Thursday, July 5, 2012
‘Encroachments in villages won’t be tolerated’ - Surjit Singh Rakhra, Rural Development and Panchayat Minister, Punjab
Surjit Singh Rakhra wants to be remembered as Rural Development and Panchayat Minister who made earnest efforts to bridge the rural-urban divide. In an interview with Jangveer Singh, he talked of the need for region-specific schemes.
What are your first impressions on taking over as Rural Development and Panchayat Minister?
My first thoughts were to take steps to end factional fighting in panchayats, which spokes the development process. I am aware of the migration from villages to urban areas and the lack of facilities in villages due to which even government servants are reluctant to serve there. Unemployment in rural areas remains a bane.

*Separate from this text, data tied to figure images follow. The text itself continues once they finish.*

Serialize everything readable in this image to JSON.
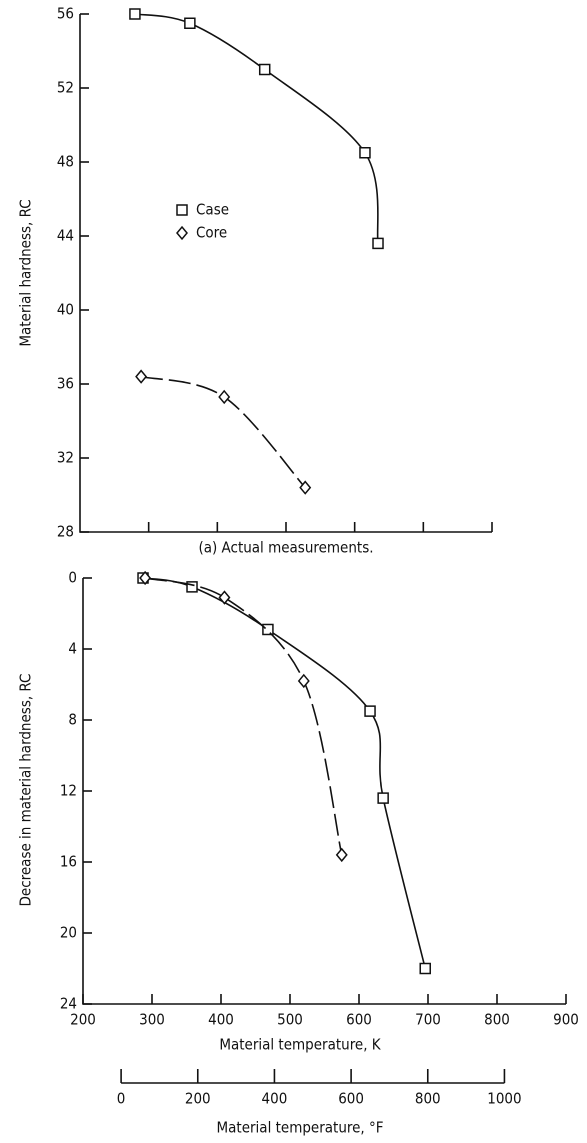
{
  "chart_data": [
    {
      "type": "line",
      "ylabel": "Material hardness, RC",
      "caption": "(a) Actual measurements.",
      "xlim": [
        200,
        800
      ],
      "xticks": [
        300,
        400,
        500,
        600,
        700,
        800
      ],
      "ylim": [
        28,
        56
      ],
      "yticks": [
        28,
        32,
        36,
        40,
        44,
        48,
        52,
        56
      ],
      "legend": "upper left",
      "series": [
        {
          "name": "Case",
          "marker": "square",
          "dash": false,
          "color": "#111",
          "x": [
            280,
            360,
            469,
            615,
            634
          ],
          "values": [
            56,
            55.5,
            53,
            48.5,
            43.6
          ]
        },
        {
          "name": "Core",
          "marker": "diamond",
          "dash": true,
          "color": "#111",
          "x": [
            289,
            410,
            528
          ],
          "values": [
            36.4,
            35.3,
            30.4
          ]
        }
      ]
    },
    {
      "type": "line",
      "ylabel": "Decrease in material hardness, RC",
      "xlabel": "Material temperature, K",
      "xlim": [
        200,
        900
      ],
      "xticks": [
        200,
        300,
        400,
        500,
        600,
        700,
        800,
        900
      ],
      "ylim": [
        0,
        24
      ],
      "yticks": [
        0,
        4,
        8,
        12,
        16,
        20,
        24
      ],
      "y_inverted": true,
      "x2label": "Material temperature, °F",
      "x2lim": [
        -99.4,
        1160.6
      ],
      "x2ticks": [
        0,
        200,
        400,
        600,
        800,
        1000
      ],
      "series": [
        {
          "name": "Case",
          "marker": "square",
          "dash": false,
          "color": "#111",
          "x": [
            287,
            358,
            468,
            616,
            635,
            696
          ],
          "values": [
            0,
            0.5,
            2.9,
            7.5,
            12.4,
            22
          ]
        },
        {
          "name": "Core",
          "marker": "diamond",
          "dash": true,
          "color": "#111",
          "x": [
            290,
            405,
            520,
            575
          ],
          "values": [
            0,
            1.1,
            5.8,
            15.6
          ]
        }
      ]
    }
  ]
}
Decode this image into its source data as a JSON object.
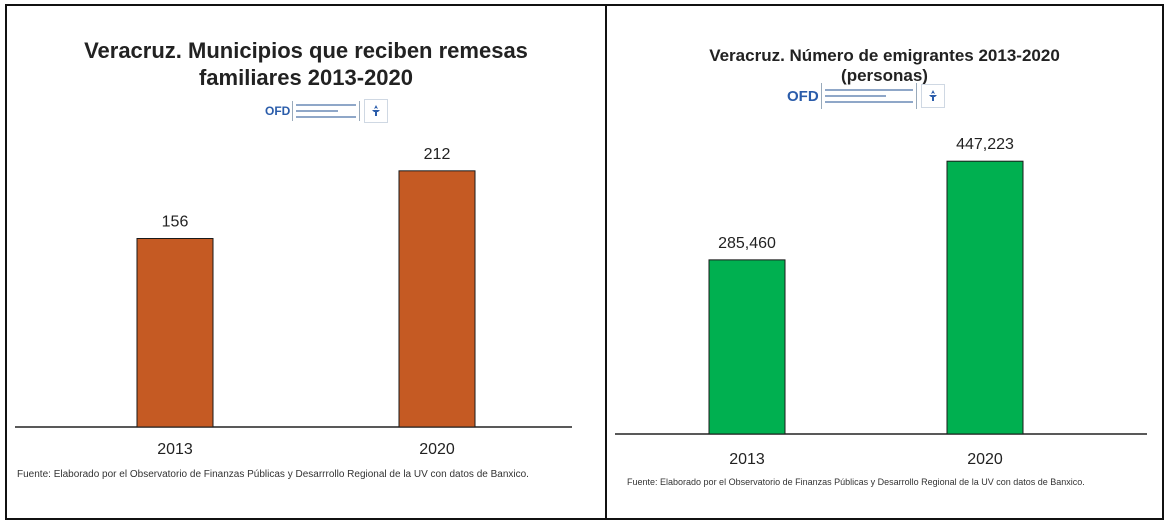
{
  "panels": [
    {
      "title_lines": [
        "Veracruz. Municipios  que reciben remesas",
        "familiares 2013-2020"
      ],
      "logo_text": "OFD",
      "source": "Fuente: Elaborado por el Observatorio de  Finanzas Públicas  y Desarrrollo Regional de la UV con datos de Banxico."
    },
    {
      "title_lines": [
        "Veracruz. Número de emigrantes 2013-2020",
        "(personas)"
      ],
      "logo_text": "OFD",
      "source": "Fuente: Elaborado por el Observatorio de  Finanzas Públicas  y Desarrollo Regional de la UV con datos de Banxico."
    }
  ],
  "chart_data": [
    {
      "type": "bar",
      "title": "Veracruz. Municipios  que reciben remesas familiares 2013-2020",
      "categories": [
        "2013",
        "2020"
      ],
      "values": [
        156,
        212
      ],
      "data_labels": [
        "156",
        "212"
      ],
      "color": "#c55a23",
      "ylim": [
        0,
        240
      ],
      "grid": false,
      "legend": "none"
    },
    {
      "type": "bar",
      "title": "Veracruz. Número de emigrantes 2013-2020 (personas)",
      "categories": [
        "2013",
        "2020"
      ],
      "values": [
        285460,
        447223
      ],
      "data_labels": [
        "285,460",
        "447,223"
      ],
      "color": "#00b050",
      "ylim": [
        0,
        500000
      ],
      "grid": false,
      "legend": "none"
    }
  ]
}
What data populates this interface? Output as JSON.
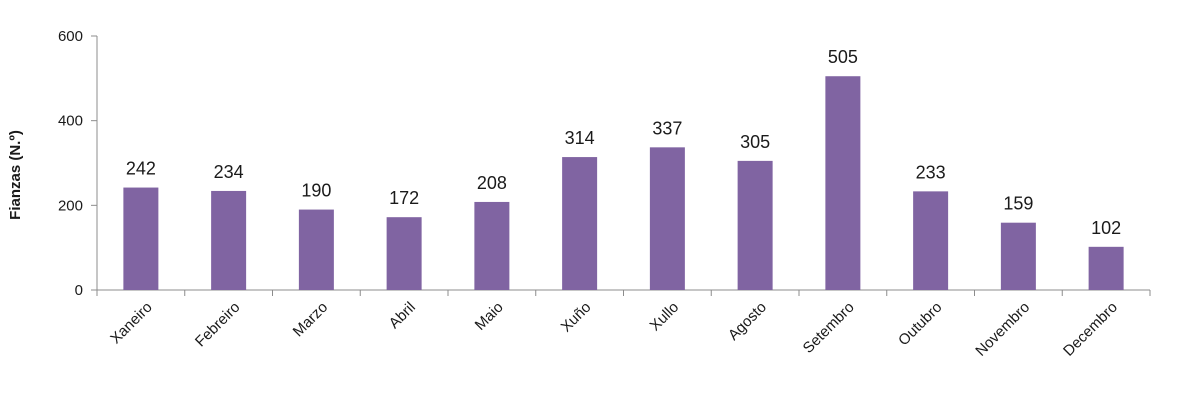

How do you propose to change this state of affairs?
We are fine-tuning the ‘e-panchayat’ initiative under which the functioning of panchayats will become transparent. I want to make people proud of their villages by ensuring they have their own portal where apart from information on the village, expenditure of development funds will also be recorded. This will remove bad blood among different factions on the money spent on development works. Simultaneously, the PURA (Provisioning of Urban Amenities in Rural Areas) is being implemented under which villages with a population of 25,000 - 40,000 will be provided urban facilities. Skill development centres will also be developed in rural areas under this scheme.
What else is being done to make the department functioning more efficient?
Training is being given by chartered accountants to sarpanches, panches and officials to help them prepare accounts as per the Comptroller and Auditor-General (CAG) guidelines. Rules are being recast to improve the qualification of panchayat secretaries. Video-conferencing facilities are being set up at our office in Mohali for direct and periodic interaction with officials in the field. The concept of ‘panchayat sammelans’ has been given shape. This will enable direct interaction with sarpanches at the district level. We are highlighting success stories to promote the concept of model panchayats.
What is your immediate priority?
Besides focusing on reforms, I want to end open defecation in three years. The state will spend Rs 285 crore in three years to cover 5.5 lakh families who do not have a toilet. The scheme will be open to everyone who does not have a toilet in his or her home.
There have been complaints about the design of rural toilets. There are issues of seepage and waterlogging. Will these be addressed?
The design is sound. Problems have occurred where beneficiaries have made changes or are using excess water. The toilet seats are angled in such a manner that they require minimum water for cleaning. We have also brought in Sulabh under which besides construction of toilets, an awareness drive will be undertaken to ensure that these are used regularly. The company has been awarded a contract for constructing 15,000 toilets in the first phase.
The scheme for the houseless has not been implemented properly. What steps are you taking in this regard?
We are awaiting the latest socio-economic survey. The 2001 survey had identified only 4.40 lakh families living below poverty line (BPL). We expect the cost per house to be increased from the present Rs 45,000.
Any move to better the lot of village ponds?
There are ponds in 25,000 acres, that comes to roughly two acres per village. A plan has been made to rejuvenate 800 ponds this year. We are looking at a UNICEF technology that divides the pond into four parts with the first part being the inlet. Duckweed and fish will be used to clean the other parts.
Encroachment of village land and the manner in which ‘shamlat’ land is used has been a matter of controversy. What remedy do you suggest?
There will be zero tolerance towards encroachments. The department is in the process of getting cross cases filed wherever panchayat land has been encroached upon. We will get orders for eviction and reclaim such land. We have decided on a 24-hour helpline that will receive and track such complaints.
What is the status of livelihood improvement schemes?
We have 40 such schemes in 11 districts covering 1.84 lakh hectares. They include integrated watershed managements projects, mainly in the Kandi area, besides schemes encouraging drip irrigation, livestock development and provision of drinking water and roads in the backward regions of the state.
What challenges to you expect in the way of realising your goals?
Funds remain a challenge. We will try to ensure matching grants wherever needed. The state cannot avail of several schemes due to BPL limitations. Punjab needs area-specific schemes to accelerate the rate of development. We also want to be given special status. We have peculiar problems with industry being non-existent in border districts, some areas waterlogged and still others in Kandi thirsting for water.